В итоге познание нельзя отделить от когнитивной установки, а когнитивную установку, в свою очередь, нельзя отделить от психодинамики личности в целом. Предвосхищающие тревогу стили и ограничивающие установки невротической личности обязательно препятствуют, ограничивают или искажают представление о реальности и отношение к ней.
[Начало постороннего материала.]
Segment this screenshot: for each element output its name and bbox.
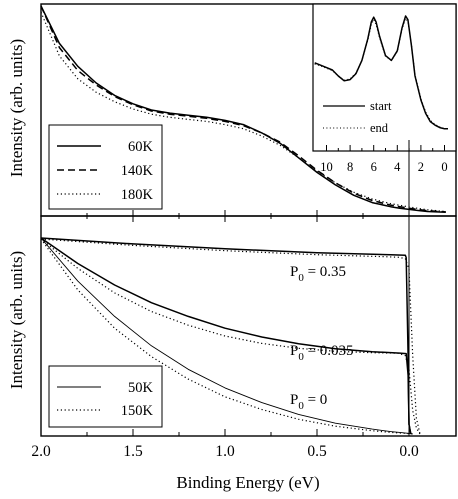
- inset-tick-label: 8: [347, 160, 353, 174]
- top-panel-curves: [40, 5, 446, 214]
- annotation-p0-0: P0 = 0: [290, 392, 327, 412]
- inset-tick-label: 2: [418, 160, 424, 174]
- legend-label-150k: 150K: [121, 403, 154, 419]
- x-axis-title: Binding Energy (eV): [176, 473, 319, 492]
- annotation-base: P: [290, 343, 298, 359]
- bottom-legend-box: [48, 365, 163, 428]
- series-line-p0-0-35-dotted: [40, 238, 421, 435]
- annotation-subscript: 0: [298, 272, 304, 284]
- legend-label-50k: 50K: [128, 380, 154, 396]
- inset-legend-end: end: [370, 121, 389, 135]
- legend-label-60k: 60K: [128, 139, 154, 155]
- x-tick-label: 0.0: [399, 443, 419, 460]
- annotation-p0-0035: P0 = 0.035: [290, 343, 354, 363]
- x-tick-label: 1.5: [123, 443, 143, 460]
- annotation-value: = 0.035: [304, 343, 354, 359]
- series-line-p0-0-dotted: [40, 238, 415, 435]
- bottom-legend: 50K 150K: [48, 365, 163, 428]
- annotation-base: P: [290, 264, 298, 280]
- inset-curves: [314, 15, 449, 130]
- annotation-base: P: [290, 392, 298, 408]
- annotation-subscript: 0: [298, 400, 304, 412]
- model-annotations: P0 = 0.35 P0 = 0.035 P0 = 0: [290, 264, 354, 412]
- x-tick-label: 0.5: [307, 443, 327, 460]
- bottom-y-axis-title: Intensity (arb. units): [7, 251, 26, 389]
- x-tick-label: 2.0: [31, 443, 51, 460]
- top-legend-box: [48, 124, 163, 210]
- annotation-value: = 0: [304, 392, 327, 408]
- inset-tick-label: 10: [320, 160, 333, 174]
- annotation-p0-035: P0 = 0.35: [290, 264, 346, 284]
- axis-ticks: [40, 145, 445, 436]
- inset-legend-start: start: [370, 99, 392, 113]
- series-line-p0-0-solid: [40, 237, 413, 435]
- x-tick-labels: 2.0 1.5 1.0 0.5 0.0: [31, 443, 419, 460]
- inset-tick-labels: 10 8 6 4 2 0: [320, 160, 447, 174]
- series-line-140k-dashed: [40, 5, 446, 213]
- series-line-p0-0-035-solid: [40, 237, 412, 435]
- series-line-60k-solid: [40, 5, 446, 214]
- top-y-axis-title: Intensity (arb. units): [7, 39, 26, 177]
- annotation-value: = 0.35: [304, 264, 346, 280]
- inset-legend: start end: [323, 99, 392, 135]
- series-line-end-dotted: [314, 17, 449, 130]
- x-tick-label: 1.0: [215, 443, 235, 460]
- annotation-subscript: 0: [298, 351, 304, 363]
- inset-tick-label: 4: [394, 160, 401, 174]
- legend-label-180k: 180K: [121, 187, 154, 203]
- inset-tick-label: 0: [441, 160, 447, 174]
- bottom-panel-curves: [40, 237, 421, 435]
- bottom-panel-frame: [40, 215, 457, 437]
- inset-tick-label: 6: [371, 160, 377, 174]
- legend-label-140k: 140K: [121, 163, 154, 179]
- top-legend: 60K 140K 180K: [48, 124, 163, 210]
- inset-frame: [312, 3, 457, 152]
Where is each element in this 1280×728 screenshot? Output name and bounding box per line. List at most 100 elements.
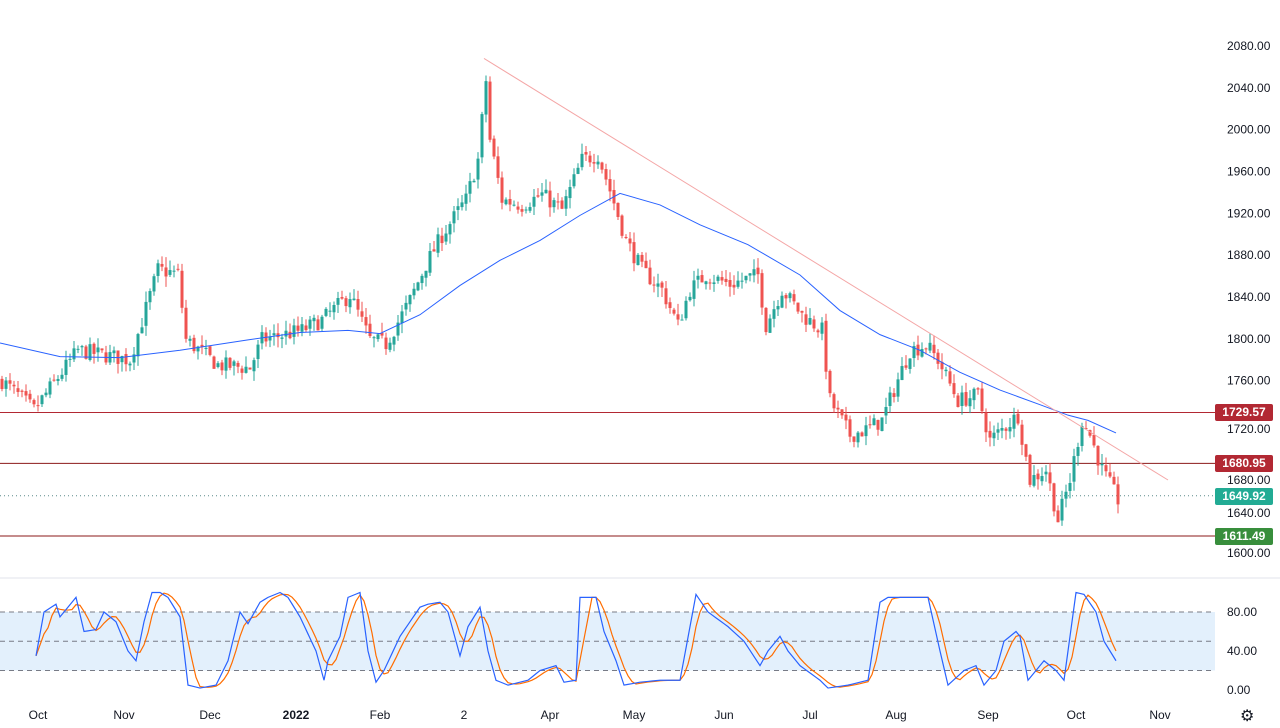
candle-body: [420, 275, 424, 284]
candle-body: [824, 320, 828, 372]
price-tick: 2080.00: [1227, 39, 1271, 53]
candle-body: [928, 342, 932, 351]
candle-body: [860, 432, 864, 437]
candle-body: [344, 298, 348, 307]
candle-body: [600, 162, 604, 170]
candle-body: [296, 325, 300, 331]
time-tick: Jun: [714, 708, 734, 722]
candle-body: [228, 357, 232, 368]
candle-body: [52, 379, 56, 381]
candle-body: [624, 236, 628, 238]
candle-body: [556, 201, 560, 203]
candle-body: [244, 366, 248, 373]
candle-body: [1112, 476, 1116, 485]
candle-body: [176, 268, 180, 270]
candle-body: [448, 224, 452, 235]
candle-body: [400, 311, 404, 324]
time-tick: Dec: [199, 708, 221, 722]
candle-body: [60, 374, 64, 379]
candle-body: [360, 311, 364, 317]
candle-body: [628, 238, 632, 244]
candle-body: [752, 269, 756, 276]
candle-body: [576, 167, 580, 174]
candle-body: [1072, 456, 1076, 482]
level-price-tag: 1680.95: [1215, 455, 1273, 472]
candle-body: [940, 361, 944, 370]
candle-body: [36, 405, 40, 407]
price-tick: 1880.00: [1227, 248, 1271, 262]
candle-body: [676, 314, 680, 320]
candle-body: [164, 267, 168, 277]
price-tick: 1840.00: [1227, 290, 1271, 304]
stoch-tick: 80.00: [1227, 605, 1257, 619]
candle-body: [432, 249, 436, 252]
candle-body: [96, 347, 100, 353]
candle-body: [708, 282, 712, 284]
candle-body: [1000, 427, 1004, 431]
candle-body: [100, 348, 104, 351]
candle-body: [396, 322, 400, 336]
candle-body: [20, 390, 24, 392]
candle-body: [588, 155, 592, 163]
candle-body: [792, 294, 796, 302]
candle-body: [936, 352, 940, 364]
candle-body: [740, 280, 744, 282]
candle-body: [504, 199, 508, 205]
price-tick: 1640.00: [1227, 506, 1271, 520]
candle-body: [56, 378, 60, 381]
candle-body: [692, 280, 696, 299]
candle-body: [536, 195, 540, 197]
candle-body: [1092, 434, 1096, 446]
candle-body: [64, 359, 68, 375]
candle-body: [672, 309, 676, 314]
time-tick: Oct: [28, 708, 48, 722]
candle-body: [520, 209, 524, 212]
candle-body: [152, 276, 156, 292]
candle-body: [236, 362, 240, 367]
candle-body: [852, 436, 856, 442]
candle-body: [700, 275, 704, 283]
candle-body: [1100, 463, 1104, 466]
candle-body: [1048, 472, 1052, 484]
candle-body: [632, 242, 636, 264]
candle-body: [848, 419, 852, 437]
candle-body: [684, 300, 688, 319]
candle-body: [968, 398, 972, 407]
candle-body: [1076, 446, 1080, 456]
candle-body: [1004, 428, 1008, 431]
candle-body: [364, 317, 368, 326]
candle-body: [716, 276, 720, 281]
candle-body: [1056, 510, 1060, 523]
candle-body: [864, 425, 868, 437]
candle-body: [80, 346, 84, 348]
candle-body: [48, 381, 52, 395]
stoch-tick: 40.00: [1227, 644, 1257, 658]
candle-body: [680, 319, 684, 321]
candle-body: [332, 305, 336, 313]
candle-body: [220, 362, 224, 371]
candle-body: [636, 254, 640, 266]
candle-body: [484, 81, 488, 115]
candle-body: [1060, 498, 1064, 521]
candle-body: [1012, 414, 1016, 429]
time-tick: Nov: [1149, 708, 1171, 722]
candle-body: [1064, 491, 1068, 499]
candle-body: [280, 337, 284, 339]
candle-body: [500, 177, 504, 203]
candle-body: [724, 278, 728, 282]
candle-body: [984, 412, 988, 433]
price-tick: 2000.00: [1227, 123, 1271, 137]
candle-body: [492, 138, 496, 157]
time-tick: 2: [460, 708, 468, 722]
candle-body: [812, 319, 816, 329]
candle-body: [872, 418, 876, 426]
candle-body: [148, 291, 152, 303]
candle-body: [8, 380, 12, 384]
candle-body: [620, 215, 624, 236]
candle-body: [1080, 426, 1084, 446]
gear-icon[interactable]: ⚙: [1240, 708, 1255, 725]
candle-body: [1040, 476, 1044, 482]
candle-body: [760, 273, 764, 308]
candle-body: [300, 324, 304, 332]
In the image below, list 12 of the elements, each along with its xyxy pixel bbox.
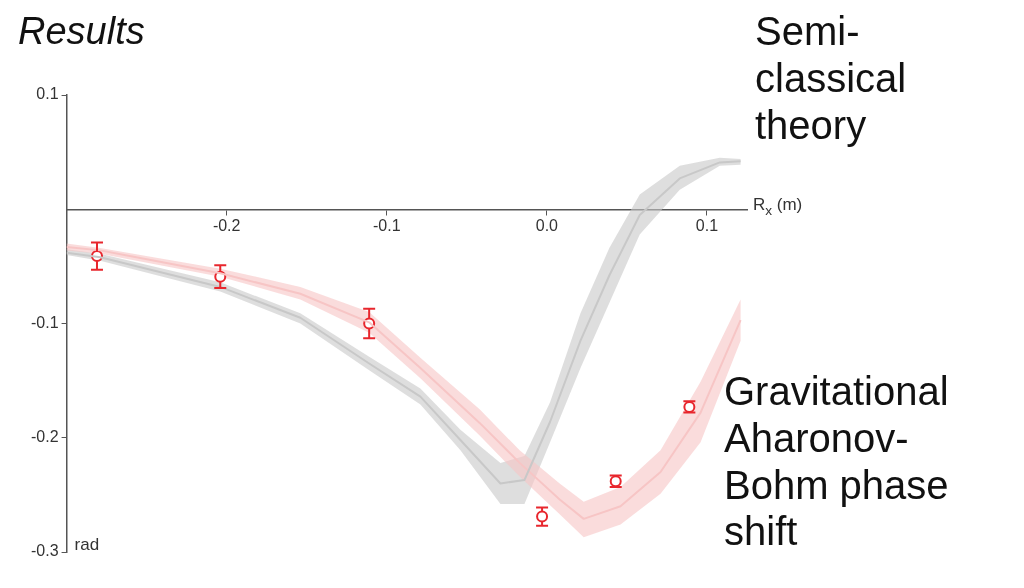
- y-tick-label: -0.3: [30, 542, 59, 560]
- series-label: Gravitational Aharonov-Bohm phase shift: [724, 368, 950, 556]
- y-tick-label: -0.2: [30, 428, 59, 446]
- y-tick-label: -0.1: [30, 313, 59, 331]
- y-tick-label: 0.1: [36, 85, 59, 103]
- series-label: Semi-classical theory: [755, 8, 908, 149]
- chart-title: Results: [18, 10, 145, 53]
- x-tick-label: 0.1: [695, 217, 719, 235]
- x-tick-label: -0.1: [372, 217, 401, 235]
- x-tick-label: 0.0: [535, 217, 559, 235]
- y-axis-title: rad: [74, 535, 100, 555]
- x-tick-label: -0.2: [212, 217, 241, 235]
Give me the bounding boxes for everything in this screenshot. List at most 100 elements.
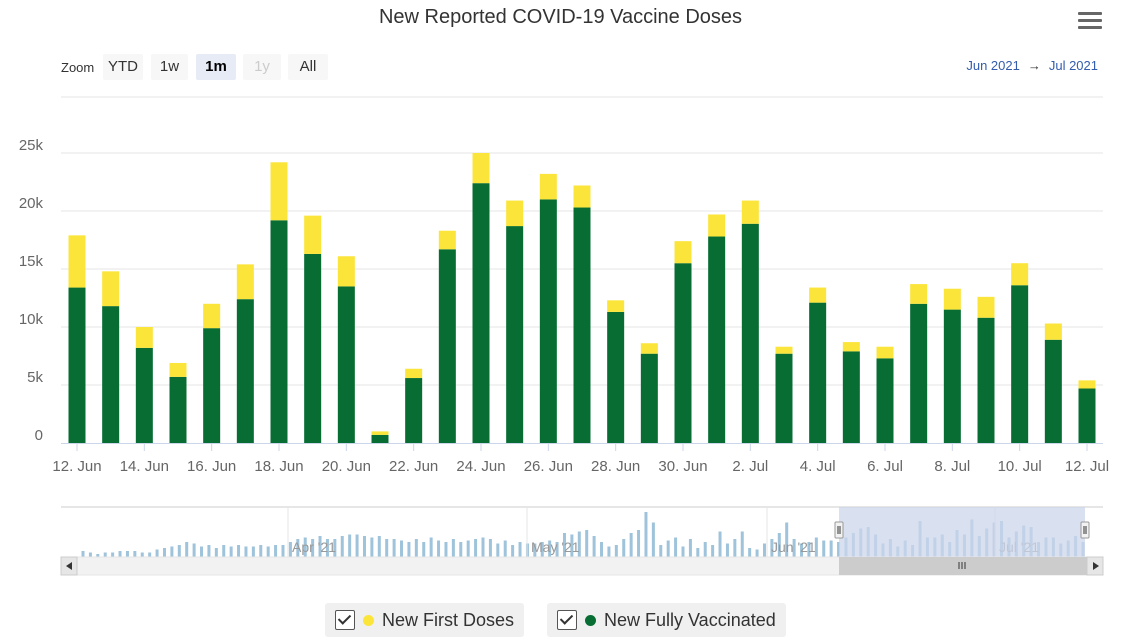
navigator-selection[interactable] [839, 507, 1085, 557]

Остается понять, имеет ли какое-то отношение утрата реальности в непсихотическом состоянии ко всему, что существует при психозе. Но пока мы можем сделать два вывода: 1) прежнее утверждение, что в состоянии невроза вообще не происходит потери реальности, не соответствует действительности; 2) потеря реальности в таких состояниях, по крайней мере, является прямым последствием не разрушения характерологической защиты, а ее воздействия.
Самость и объект
Особая важность этих выводов прояснится впоследствии. Потеря реальности в непсихотических состояниях не является целенаправленной; она не мотивируется желанием избежать контакта с реальностью или отстраниться от нее. Скорее, это побочный результат действия установок и стилей, предотвращающих тревогу, на которые я уже указывал. Это следует отметить, ибо если похожие процессы фактически протекают при психозе, то существует четкая альтернатива общепринятому взгляду, что психотическая потеря реальности – это целенаправленный «поворот» или «отход» от реальности. Иногда предполагается, что любой психологический результат должен иметь осознанную или бессознательную цель; например, считалось, что абсурдность некоторых высказываний шизофреников была мотивирована защитным желанием избежать понимания. Однако, заимствуя метафору Эндриса Энжиля (Andreas Angyal), кролик оставляет следы, когда скачет зимой через заснеженное поле, но не преследует при этом никакой цели.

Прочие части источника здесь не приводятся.